Un regard sur son visage et vous saviez qu’elle était aussi naïve et insouciante que possible. Son visage et ses expressions innocentes et ses pitreries absurdes et ludiques m’ont toujours égayé. Parfois, elle allait un peu trop loin et pouvait être irritante, mais même cela pouvait être attachant.
Sa véritable forme était une reine filoliale. Les filoliaux étaient des monstres géants ressemblant à des oiseaux, et ayant un penchant pour la traction d’objets lourds, comme les carrosses. Et lorsqu’ils sont élevés sous certaines conditions mystérieuses, ils peuvent devenir des rois ou reines filoliaux. Elle était beaucoup plus grande que moi sous sa forme de reine filoliale, et elle ressemblait à un mélange de chouette et de pingouin.
Les filoliaux étaient des oiseaux géants, mais malgré toute la puissance de leurs jambes, ils étaient incapables de voler. On peut les considérer comme l’équivalent des autruches de ce monde. Ses plumes étaient principalement blanches, bien qu’il y ait des taches de rose ici et là.
Il y avait une autre chose immédiatement perceptible chez elle qui la différenciait des autres filoliaux, elle avait une crête de plumes géantes qui s’élevait verticalement du sommet de sa tête. Quand elle était sous forme humaine, cela se manifestait par une mèche formant un bel épi dans ses cheveux. C’était très distinctif et mémorable. C’était sa marque de fabrique.
Elle avait l’air d’avoir une dizaine d’années, mais si vous ne la preniez pas au sérieux, vous finiriez par avoir très mal. Elle était très rapide, et beaucoup plus forte qu’elle n’en avait l’air. J’ai appris à lui confier ma vie.
En ce qui concerne nos niveaux, j’étais au niveau 73, Raphtalia au niveau 75, et Filo au niveau 76. Ces deux-là étaient les seuls membres de mon groupe, et mes seules vraies amies. Pour être honnête, je commençais à penser que je devais recruter quelqu’un d’autre.
Si c’était juste un jeu, alors nous aurions dû être capables de surmonter n’importe quelle difficulté en gagnant suffisamment de niveaux pour dominer l’ennemi. Mais c’était la réalité, bien qu’elle soit différente de celle à laquelle j’étais habitué. Quel que soit notre niveau, nous aurions besoin d’une autre paire de mains. Moi et les deux autres membres de mon équipe avons engagé une conversation sur ce sujet, Raphtalia était la première à prendre la parole.
« Comment devons-nous nous préparer à la prochaine vague ? »
« Je pense que nous devons trouver un autre membre pour le groupe. »
« Et Melty-chan ? Elle s’est montrée puissante pendant le temps que nous avons passé ensemble. »
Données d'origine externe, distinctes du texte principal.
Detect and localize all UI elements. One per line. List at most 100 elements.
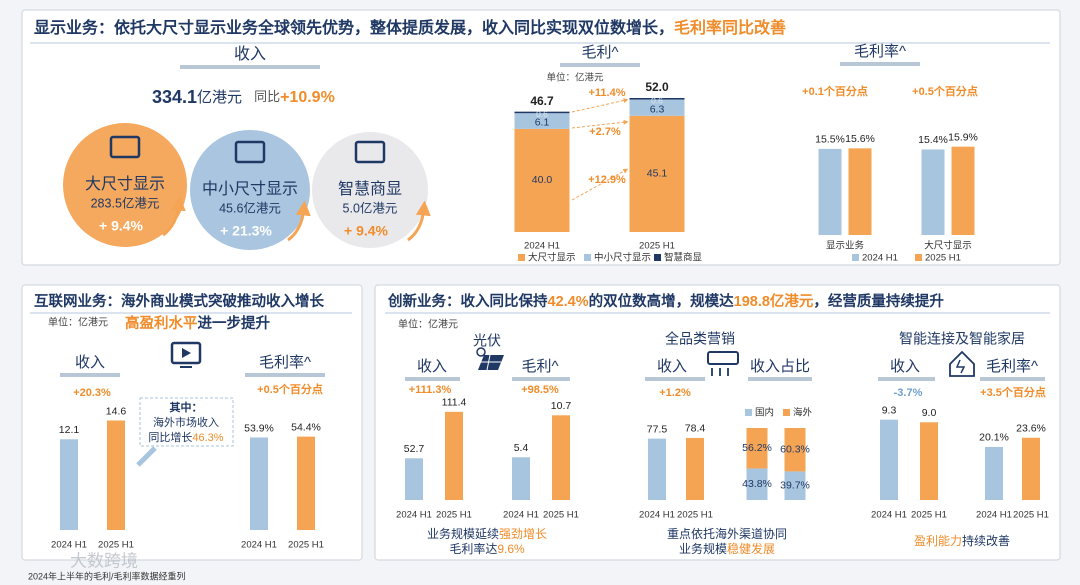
legend-swatch — [915, 254, 922, 261]
segment-name: 智慧商显 — [338, 180, 402, 198]
change-arrow — [571, 98, 629, 113]
annotation: +1.2% — [659, 387, 691, 399]
text-part: 创新业务：收入同比保持 — [387, 292, 548, 310]
value-label: 9.0 — [922, 407, 937, 419]
group-name: 智能连接及智能家居 — [899, 331, 1025, 347]
total-label: 52.0 — [645, 80, 669, 94]
bar-segment — [514, 128, 570, 232]
chart-title: 收入 — [890, 358, 920, 375]
legend-swatch — [745, 409, 752, 416]
note-box — [139, 397, 234, 447]
text-part: ，经营质量持续提升 — [813, 292, 944, 310]
segment-growth: + 9.4% — [99, 218, 144, 234]
text-part: 持续改善 — [962, 533, 1010, 548]
x-tick-label: 2024 H1 — [396, 510, 432, 521]
bar — [921, 149, 945, 235]
segment-icon — [109, 135, 141, 159]
legend-label: 国内 — [755, 407, 774, 419]
legend-label: 中小尺寸显示 — [594, 252, 651, 264]
bar — [445, 411, 463, 500]
chart-title: 收入 — [417, 358, 447, 375]
bar-segment — [629, 98, 685, 100]
x-tick-label: 2025 H1 — [543, 510, 579, 521]
segment-circle — [312, 132, 428, 248]
value-label: 111.4 — [442, 397, 467, 409]
annotation: +98.5% — [521, 384, 559, 396]
group-name: 全品类营销 — [665, 331, 735, 347]
segment-growth: + 9.4% — [344, 223, 389, 239]
bar — [818, 148, 842, 235]
footnote: 2024年上半年的毛利/毛利率数据经重列 — [28, 570, 186, 581]
legend-swatch — [783, 409, 790, 416]
value-label: 23.6% — [1016, 423, 1046, 435]
bar — [848, 148, 872, 235]
bar — [985, 446, 1003, 500]
unit-label: 单位：亿港元 — [546, 72, 604, 84]
text-part: 198.8亿港元 — [734, 292, 814, 310]
annotation: +2.7% — [589, 126, 621, 138]
bar — [686, 437, 704, 500]
value-label: 53.9% — [244, 422, 274, 434]
x-tick-label: 2025 H1 — [911, 510, 947, 521]
annotation: +20.3% — [73, 387, 111, 399]
watermark: 大数跨境 — [70, 551, 138, 570]
chart-title: 毛利^ — [521, 358, 558, 375]
rich-text: 互联网业务：海外商业模式突破推动收入增长 — [34, 292, 324, 310]
bar-segment — [629, 115, 685, 232]
bar-segment — [784, 428, 806, 472]
value-label: 15.9% — [948, 131, 978, 143]
rich-text: 显示业务：依托大尺寸显示业务全球领先优势，整体提质发展，收入同比实现双位数增长，… — [34, 18, 786, 37]
segment-amount: 45.6亿港元 — [219, 200, 281, 215]
rich-text: 高盈利水平进一步提升 — [125, 314, 270, 332]
segment-name: 大尺寸显示 — [85, 175, 165, 193]
value-label: 6.3 — [650, 104, 665, 116]
rich-text: 创新业务：收入同比保持42.4%的双位数高增，规模达198.8亿港元，经营质量持… — [387, 292, 944, 310]
legend-swatch — [654, 254, 661, 261]
bar-segment — [746, 468, 768, 500]
segment-circles: 智慧商显 5.0亿港元 + 9.4% 中小尺寸显示 45.6亿港元 + 21.3% 大尺寸显… — [63, 123, 431, 250]
bar-segment — [784, 471, 806, 500]
segment-icon — [354, 140, 386, 164]
chart-title: 毛利率^ — [986, 358, 1038, 375]
bar — [1022, 437, 1040, 500]
home-icon — [949, 350, 975, 377]
text-part: 重点依托海外渠道协同 — [667, 526, 787, 541]
growth-arrow — [287, 200, 311, 242]
chart-title: 收入 — [75, 354, 105, 371]
value-label: 6.1 — [535, 117, 550, 129]
total-label: 46.7 — [530, 94, 554, 108]
text-part: 46.3% — [192, 432, 223, 444]
text-part: 42.4% — [548, 294, 589, 310]
value-label: 0.6 — [651, 95, 663, 105]
segment-amount: 283.5亿港元 — [91, 195, 160, 210]
x-tick-label: 2024 H1 — [639, 510, 675, 521]
note-line: 海外市场收入 — [153, 415, 219, 429]
annotation: +12.9% — [588, 174, 626, 186]
x-tick-label: 2024 H1 — [503, 510, 539, 521]
bar — [297, 436, 315, 530]
note-pointer — [136, 446, 157, 467]
unit-label: 单位：亿港元 — [398, 318, 458, 331]
change-arrow — [571, 119, 629, 129]
rich-text: 盈利能力持续改善 — [914, 533, 1010, 548]
text-part: 业务规模 — [679, 541, 727, 556]
x-tick-label: 2025 H1 — [639, 241, 675, 252]
bar — [880, 419, 898, 500]
value-label: 52.7 — [404, 443, 425, 455]
text-part: 强劲增长 — [499, 527, 547, 541]
bar — [107, 420, 125, 530]
legend-label: 智慧商显 — [664, 252, 703, 264]
bar-segment — [514, 111, 570, 114]
x-tick-label: 2025 H1 — [288, 540, 324, 551]
growth-arrow — [162, 195, 186, 237]
solar-icon — [476, 347, 504, 371]
x-tick-label: 2024 H1 — [51, 540, 87, 551]
value-label: 15.5% — [815, 134, 845, 146]
value-label: 15.4% — [918, 134, 948, 146]
bar — [648, 438, 666, 500]
unit-label: 单位：亿港元 — [48, 316, 108, 329]
legend-label: 2024 H1 — [862, 253, 898, 264]
value-label: 0.6 — [536, 109, 548, 119]
x-tick-label: 2025 H1 — [98, 540, 134, 551]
« Melty ? Bien sûr, elle est assez puissante. Mais je ne pense pas qu’on puisse la réquisitionner pour nos propres besoins. »
Melty était l’amie de Filo, et aussi la princesse de Melromarc. Il s’était passé beaucoup de choses, et nous avions fini par nous battre avec elle pendant un certain temps, au cours duquel elle avait démontré quelle puissante combattante elle pouvait être. Mais les vagues étaient dangereuses, et cela n’avait aucun sens de mettre l’héritière du trône dans la ligne de mire. Oh, ça me rappelle. J’ai mentionné que j’avais été piégé pour un crime.
Melty a en fait beaucoup à voir avec ça. Mais pour vous expliquer, je dois revenir en arrière et vous en dire un peu plus sur le pays de Melromarc.
Melromarc était un endroit avec une vendetta religieuse contre le héros du bouclier. La religion nationale s’appelait l’Église des Trois Héros, et elle vénérait tous les héros à l’exception du héros du bouclier. Les citoyens ont donc toujours assimilé le héros du bouclier à la méchanceté et à la tromperie. Vous vous demandez peut-être pourquoi une telle religion existe.
Les racines se trouvent dans la suprématie humaine généralisée de Melromarc, et l’oppression des demi-hommes qui l’accompagne. Comme on pouvait s’y attendre, il y avait des pays qui adoptaient le contraire de cette philosophie. Il y avait aussi des pays suprématistes semi-humains, des endroits où les humains étaient victimes de discriminations injustes. Melromarc avait une longue histoire de guerre avec l’un de ces pays, où la population demi-humaine vénérait depuis longtemps le héros du bouclier parmi les autres dieux de leur panthéon.
Chapitre 91.2 : Prologue volume 6 : Superstitions de Cal Mira (2)
Lorsque j’ai été convoqué à Melromarc, le roi en fonction à l’époque m’a immédiatement discriminé, puis a fait en sorte que je sois piégé, poursuivi en justice et envoyé dans les rues, seul et sans le sou.
Mais une conspiration royale ne suffit pas à expliquer tout ce qui s’est passé ensuite. Le monde est actuellement sous la menace existentielle des vagues de destruction, il n’y a pas de temps à perdre à tergiverser sur la façon de traiter le héros du bouclier.
Le véritable souverain de Melromarc n’était pas le roi, mais la reine. La reine a envoyé Melty comme intermédiaire entre moi, le héros du bouclier, et son père, le roi. Melromarc était traditionnellement un pays matrilinéaire, tout le vrai pouvoir appartenait à la reine.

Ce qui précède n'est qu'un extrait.